Washington Wall Street Watch 2019-36

Washington Wall Street Watch 2019-36

Crédit photo : F. Jonkisz

Sommaire

Conjoncture

-Le taux de chômage a atteint un point bas depuis 1969 au mois de septembre

-Le déficit budgétaire se creuse et atteint 4,7 % du PIB pour l’année fiscale 2019

-L’écart entre inflation globale et sous-jacente s’est maintenu en septembre

Politiques macroéconomiques                                                 

-La Fed prolonge ses interventions sur le marché interbancaire jusqu’au 4 novembre et devrait annoncer une réponse durable lors de sa prochaine réunion de politique monétaire

-Les minutes de la dernière réunion de la Fed témoignent des motivations de la baisse des taux d’intérêt

-Les différences d’appréciation sur la situation économique persistent au sein de la Fed

Régulation financière                                                                                                                           

-La Fed allège le cadre prudentiel bancaire

-Les régulateurs modifient les conditions d’application de la règle Volcker

Brèves

 


 

Conjoncture

                                                                                 

Le taux de chômage a atteint un point bas depuis 1969 au mois de septembre

Le rapport mensuel sur la situation de l’emploi publié par le Bureau of Labor Statistics indique que 136 000 nouveaux emplois ont été créés aux États-Unis en septembre. Le nombre de créations d’emplois pour le mois d’août a été significativement révisé à la hausse, à 168 000 (+38 000).

Le taux de chômage recule à 3,5 % (-0,2 point) et atteint à cette occasion son niveau le plus faible depuis novembre 1969, année marquée par la forte mobilisation des jeunes hommes dans la guerre du Vietnam. Le taux de chômage élargi, tenant compte du temps partiel subi, baisse également à 6,9 % (-0,3 point), un niveau inédit depuis décembre 2000. Le taux d’activité se maintient à 63,2 %.

Seul ombre de ce rapport : les salaires sont en légère baisse en septembre, -0,05 %, et présentent un rythme de progression sur un an de 2,9 %, en nette décélération ces derniers mois (+3,4 % en février).

 

Le déficit se creuse de nouveau et a atteint 4,7 % du PIB pour l’année fiscale 2019

Le déficit budgétaire de l’État fédéral s’élève à 984 Md USD, sur l’ensemble de l’année fiscale 2019 (1er octobre 2018 – 30 septembre 2019) selon le Congressional Budget Office. Le solde budgétaire s’est dégradé de 205 Md USD par rapport à l’année fiscale 2018, bien qu’une partie de la variation (44 Md USD) soit imputable à des effets calendaires.

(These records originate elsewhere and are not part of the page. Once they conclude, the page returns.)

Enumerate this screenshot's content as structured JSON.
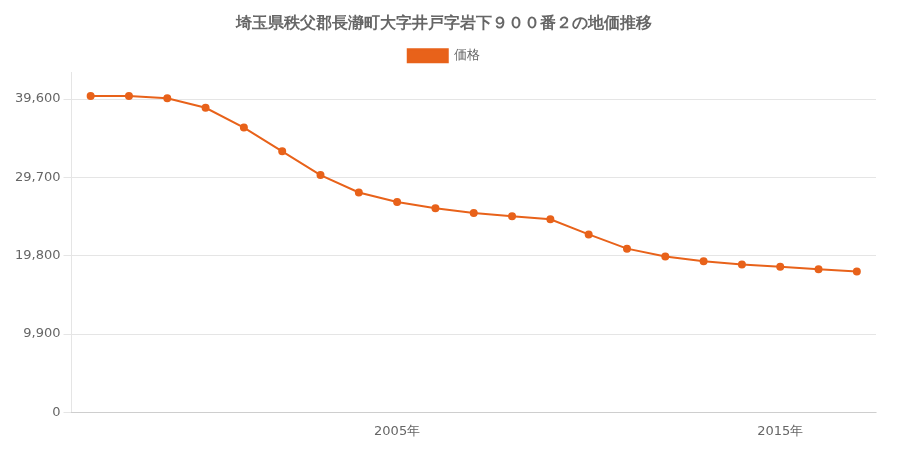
{
  "chart_data": {
    "type": "line",
    "title": "埼玉県秩父郡長瀞町大字井戸字岩下９００番２の地価推移",
    "x": [
      1997,
      1998,
      1999,
      2000,
      2001,
      2002,
      2003,
      2004,
      2005,
      2006,
      2007,
      2008,
      2009,
      2010,
      2011,
      2012,
      2013,
      2014,
      2015,
      2016,
      2017
    ],
    "series": [
      {
        "name": "価格",
        "color": "#e8621a",
        "marker": "circle",
        "values": [
          40000,
          40000,
          39700,
          38500,
          36000,
          33000,
          30000,
          27800,
          26600,
          25800,
          25200,
          24800,
          24400,
          22500,
          20700,
          19700,
          19100,
          18700,
          18400,
          18100,
          17800
        ]
      }
    ],
    "xlim": [
      1996.5,
      2017.5
    ],
    "xticks": [
      {
        "value": 2005,
        "label": "2005年"
      },
      {
        "value": 2015,
        "label": "2015年"
      }
    ],
    "ylim": [
      0,
      43000
    ],
    "yticks": [
      0,
      {
        "value": 9900,
        "label": "9,900"
      },
      {
        "value": 19800,
        "label": "19,800"
      },
      {
        "value": 29700,
        "label": "29,700"
      },
      {
        "value": 39600,
        "label": "39,600"
      }
    ],
    "grid": "y",
    "legend": "top"
  }
}
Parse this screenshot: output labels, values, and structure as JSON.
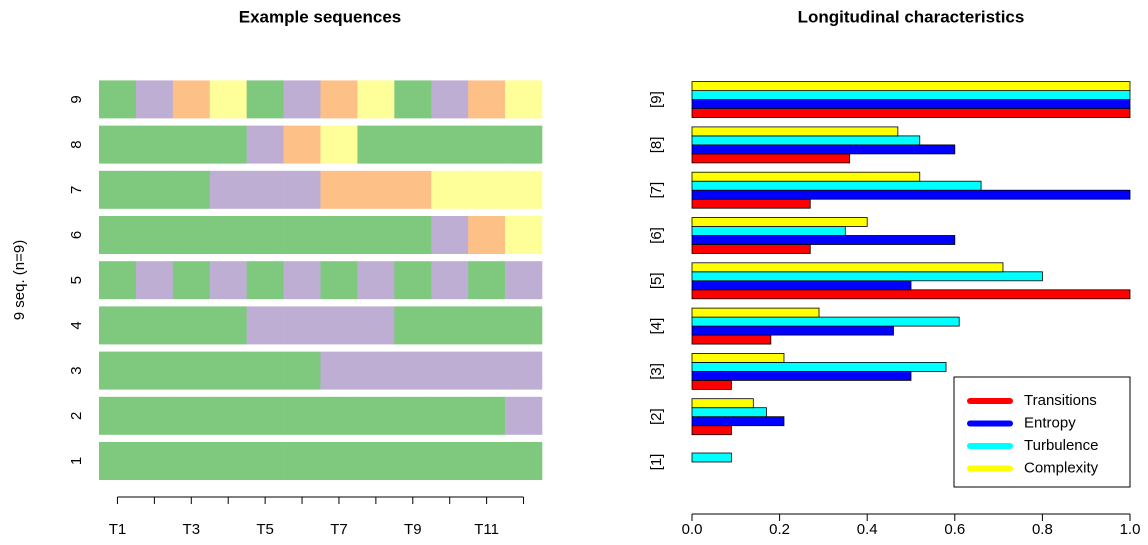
{
  "chart_data": [
    {
      "type": "sequence-index",
      "title": "Example sequences",
      "y_label": "9 seq. (n=9)",
      "categories": [
        "T1",
        null,
        "T3",
        null,
        "T5",
        null,
        "T7",
        null,
        "T9",
        null,
        "T11",
        null
      ],
      "sequences": [
        {
          "name": "1",
          "states": [
            "#7fc97f",
            "#7fc97f",
            "#7fc97f",
            "#7fc97f",
            "#7fc97f",
            "#7fc97f",
            "#7fc97f",
            "#7fc97f",
            "#7fc97f",
            "#7fc97f",
            "#7fc97f",
            "#7fc97f"
          ]
        },
        {
          "name": "2",
          "states": [
            "#7fc97f",
            "#7fc97f",
            "#7fc97f",
            "#7fc97f",
            "#7fc97f",
            "#7fc97f",
            "#7fc97f",
            "#7fc97f",
            "#7fc97f",
            "#7fc97f",
            "#7fc97f",
            "#beaed4"
          ]
        },
        {
          "name": "3",
          "states": [
            "#7fc97f",
            "#7fc97f",
            "#7fc97f",
            "#7fc97f",
            "#7fc97f",
            "#7fc97f",
            "#beaed4",
            "#beaed4",
            "#beaed4",
            "#beaed4",
            "#beaed4",
            "#beaed4"
          ]
        },
        {
          "name": "4",
          "states": [
            "#7fc97f",
            "#7fc97f",
            "#7fc97f",
            "#7fc97f",
            "#beaed4",
            "#beaed4",
            "#beaed4",
            "#beaed4",
            "#7fc97f",
            "#7fc97f",
            "#7fc97f",
            "#7fc97f"
          ]
        },
        {
          "name": "5",
          "states": [
            "#7fc97f",
            "#beaed4",
            "#7fc97f",
            "#beaed4",
            "#7fc97f",
            "#beaed4",
            "#7fc97f",
            "#beaed4",
            "#7fc97f",
            "#beaed4",
            "#7fc97f",
            "#beaed4"
          ]
        },
        {
          "name": "6",
          "states": [
            "#7fc97f",
            "#7fc97f",
            "#7fc97f",
            "#7fc97f",
            "#7fc97f",
            "#7fc97f",
            "#7fc97f",
            "#7fc97f",
            "#7fc97f",
            "#beaed4",
            "#fdc086",
            "#ffff99"
          ]
        },
        {
          "name": "7",
          "states": [
            "#7fc97f",
            "#7fc97f",
            "#7fc97f",
            "#beaed4",
            "#beaed4",
            "#beaed4",
            "#fdc086",
            "#fdc086",
            "#fdc086",
            "#ffff99",
            "#ffff99",
            "#ffff99"
          ]
        },
        {
          "name": "8",
          "states": [
            "#7fc97f",
            "#7fc97f",
            "#7fc97f",
            "#7fc97f",
            "#beaed4",
            "#fdc086",
            "#ffff99",
            "#7fc97f",
            "#7fc97f",
            "#7fc97f",
            "#7fc97f",
            "#7fc97f"
          ]
        },
        {
          "name": "9",
          "states": [
            "#7fc97f",
            "#beaed4",
            "#fdc086",
            "#ffff99",
            "#7fc97f",
            "#beaed4",
            "#fdc086",
            "#ffff99",
            "#7fc97f",
            "#beaed4",
            "#fdc086",
            "#ffff99"
          ]
        }
      ]
    },
    {
      "type": "bar",
      "orientation": "horizontal",
      "title": "Longitudinal characteristics",
      "categories": [
        "[1]",
        "[2]",
        "[3]",
        "[4]",
        "[5]",
        "[6]",
        "[7]",
        "[8]",
        "[9]"
      ],
      "series": [
        {
          "name": "Transitions",
          "color": "#ff0000",
          "values": [
            0,
            0.09,
            0.09,
            0.18,
            1.0,
            0.27,
            0.27,
            0.36,
            1.0
          ]
        },
        {
          "name": "Entropy",
          "color": "#0000ff",
          "values": [
            0,
            0.21,
            0.5,
            0.46,
            0.5,
            0.6,
            1.0,
            0.6,
            1.0
          ]
        },
        {
          "name": "Turbulence",
          "color": "#00ffff",
          "values": [
            0.09,
            0.17,
            0.58,
            0.61,
            0.8,
            0.35,
            0.66,
            0.52,
            1.0
          ]
        },
        {
          "name": "Complexity",
          "color": "#ffff00",
          "values": [
            0,
            0.14,
            0.21,
            0.29,
            0.71,
            0.4,
            0.52,
            0.47,
            1.0
          ]
        }
      ],
      "xlim": [
        0,
        1
      ],
      "xticks": [
        {
          "value": 0,
          "label": "0.0"
        },
        {
          "value": 0.2,
          "label": "0.2"
        },
        {
          "value": 0.4,
          "label": "0.4"
        },
        {
          "value": 0.6,
          "label": "0.6"
        },
        {
          "value": 0.8,
          "label": "0.8"
        },
        {
          "value": 1,
          "label": "1.0"
        }
      ],
      "legend": "bottom-right"
    }
  ]
}
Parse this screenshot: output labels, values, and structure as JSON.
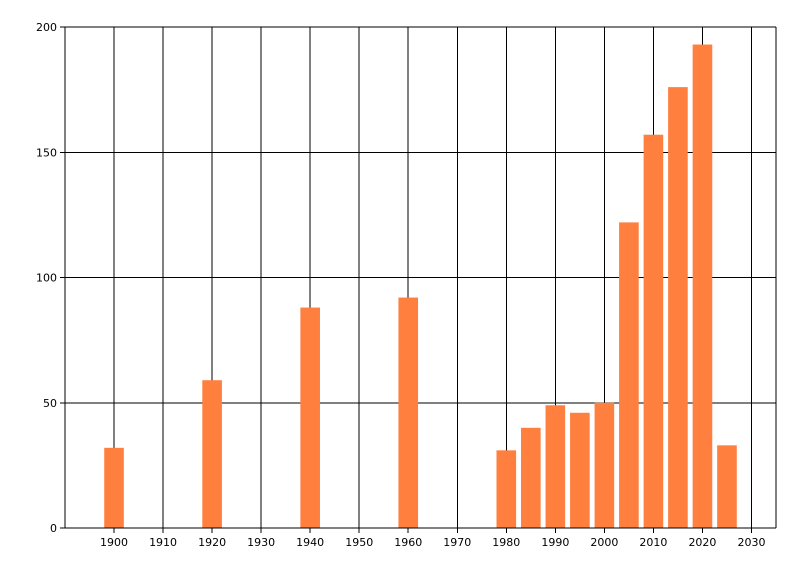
{
  "chart_data": {
    "type": "bar",
    "title": "",
    "xlabel": "",
    "ylabel": "",
    "x": [
      1900,
      1920,
      1940,
      1960,
      1980,
      1985,
      1990,
      1995,
      2000,
      2005,
      2010,
      2015,
      2020,
      2025
    ],
    "values": [
      32,
      59,
      88,
      92,
      31,
      40,
      49,
      46,
      50,
      122,
      157,
      176,
      193,
      33
    ],
    "xlim": [
      1890,
      2035
    ],
    "ylim": [
      0,
      200
    ],
    "x_ticks": [
      "1900",
      "1910",
      "1920",
      "1930",
      "1940",
      "1950",
      "1960",
      "1970",
      "1980",
      "1990",
      "2000",
      "2010",
      "2020",
      "2030"
    ],
    "y_ticks": [
      "0",
      "50",
      "100",
      "150",
      "200"
    ],
    "grid": true,
    "bar_color": "#ff7f3f",
    "grid_color": "#000000"
  }
}
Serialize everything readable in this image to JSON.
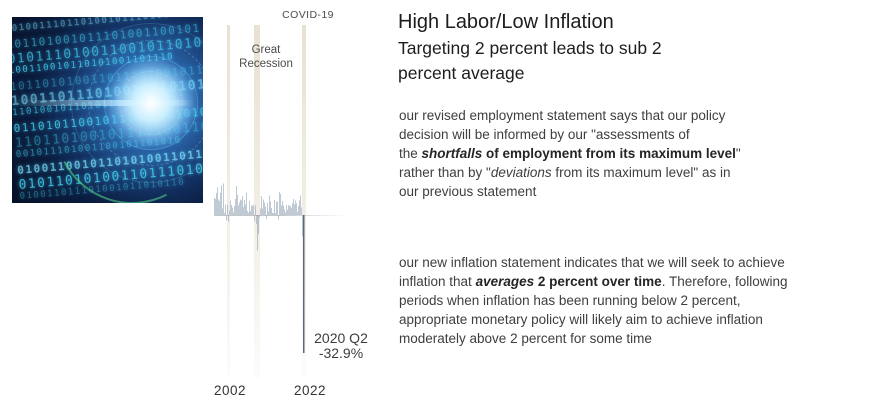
{
  "slide": {
    "title": "High Labor/Low Inflation",
    "subtitle": "Targeting 2 percent leads to sub 2\npercent average",
    "paragraph1_segments": [
      {
        "t": "our revised employment statement says that our policy\ndecision will be informed by our \"assessments of\nthe "
      },
      {
        "t": "shortfalls",
        "b": true,
        "i": true
      },
      {
        "t": " of employment from its maximum level",
        "b": true
      },
      {
        "t": "\"\nrather than by \""
      },
      {
        "t": "deviations",
        "i": true
      },
      {
        "t": " from its maximum level\" as in\nour previous statement"
      }
    ],
    "paragraph2_segments": [
      {
        "t": "our new inflation statement indicates that we will seek to achieve\ninflation that "
      },
      {
        "t": "averages",
        "b": true,
        "i": true
      },
      {
        "t": " 2 percent over time",
        "b": true
      },
      {
        "t": ". Therefore, following\nperiods when inflation has been running below 2 percent,\nappropriate monetary policy will likely aim to achieve inflation\nmoderately above 2 percent for some time"
      }
    ]
  },
  "image": {
    "name": "binary-data-tunnel",
    "binary_sample": "10100111011010010111010011001011010100110111010010110101100101110100110101101001011011",
    "colors": {
      "bg": "#0a1c3e",
      "glyph": "#3fd0f0",
      "glow": "#ffffff"
    }
  },
  "chart_data": {
    "type": "bar",
    "title": "",
    "covid_label": "COVID-19",
    "recession_label": "Great\nRecession",
    "annotation_line1": "2020 Q2",
    "annotation_line2": "-32.9%",
    "x_start_year": 1998,
    "quarters_per_year": 4,
    "ylim": [
      -35,
      10
    ],
    "grid": false,
    "legend": "none",
    "x_ticks": [
      {
        "year": 2002,
        "label": "2002"
      },
      {
        "year": 2022,
        "label": "2022"
      }
    ],
    "recessions": [
      {
        "start_year": 2001.2,
        "end_year": 2001.9
      },
      {
        "start_year": 2007.9,
        "end_year": 2009.6
      },
      {
        "start_year": 2020.1,
        "end_year": 2020.6
      }
    ],
    "values": [
      4.1,
      3.8,
      5.2,
      6.6,
      3.7,
      3.3,
      5.3,
      7.0,
      1.5,
      7.5,
      0.5,
      2.5,
      -1.3,
      2.5,
      -1.6,
      1.1,
      3.5,
      2.4,
      1.8,
      0.6,
      2.1,
      3.8,
      6.9,
      4.8,
      2.3,
      3.0,
      3.7,
      3.5,
      4.5,
      1.9,
      3.6,
      2.5,
      5.4,
      0.9,
      0.6,
      3.4,
      0.9,
      2.3,
      2.2,
      2.5,
      -1.6,
      2.3,
      -2.1,
      -8.5,
      -4.5,
      -0.6,
      1.5,
      4.5,
      1.5,
      3.7,
      3.0,
      2.0,
      -1.0,
      2.9,
      0.8,
      4.7,
      3.2,
      1.7,
      0.5,
      0.5,
      3.6,
      0.5,
      3.2,
      3.2,
      -1.1,
      5.5,
      5.0,
      2.3,
      3.3,
      2.3,
      1.3,
      0.6,
      2.4,
      1.2,
      2.4,
      2.0,
      2.3,
      1.7,
      2.9,
      3.8,
      2.5,
      3.5,
      2.9,
      0.7,
      2.2,
      3.4,
      4.6,
      1.8,
      -5.1,
      -32.9
    ],
    "colors": {
      "bar": "#8295a9",
      "drop_bar": "#5a6a7c",
      "band": "#e9e2cf",
      "axis": "#c6c6c6"
    }
  }
}
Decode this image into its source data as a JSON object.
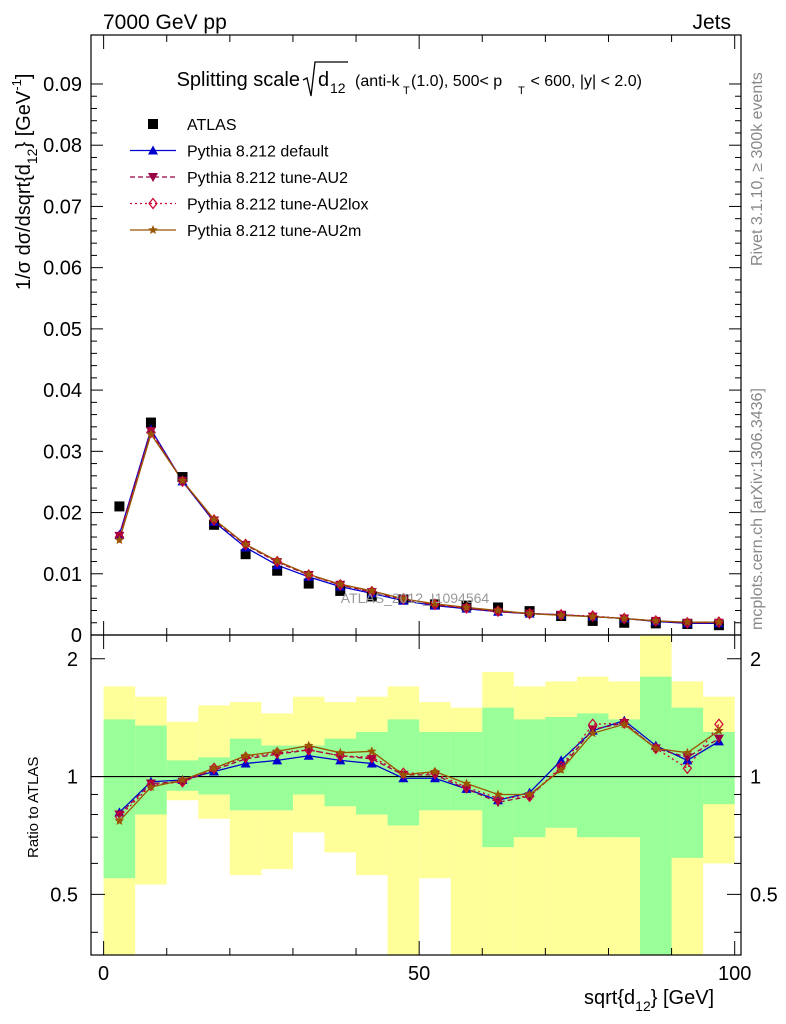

Le déficit atteint ainsi 4,7 % du PIB (+0,7 point). Ce résultat, en ligne avec les prévisions, est cohérent avec la politique budgétaire expansionniste (hausse des dépenses publiques et baisses d’impôts).

Deux éléments sont cependant à noter : (i) le service de la dette a progressé de 14 % en raison de taux d’intérêt supérieurs en 2019 à ceux de l’année précédente et (ii) les recettes perçues par les douanes ont progressé 71 %, à 29 Md USD, en lien avec la politique commerciale mise en œuvre par l’administration.

 

L’écart entre inflation globale et sous-jacente s’est maintenu en septembre

L’indice des prix à la consommation a stagné au mois de septembre, selon le Bureau of Labor Statistics. Le recul marqué des prix de l’énergie (-1,4 %, pour un poids d’environ 7,6 % de l’indice IPC) a pesé sur l’évolution des prix. La composante sous-jacente, qui exclut les éléments volatils tels que les prix de l’alimentation et de l’énergie, a progressé de 0,1 %.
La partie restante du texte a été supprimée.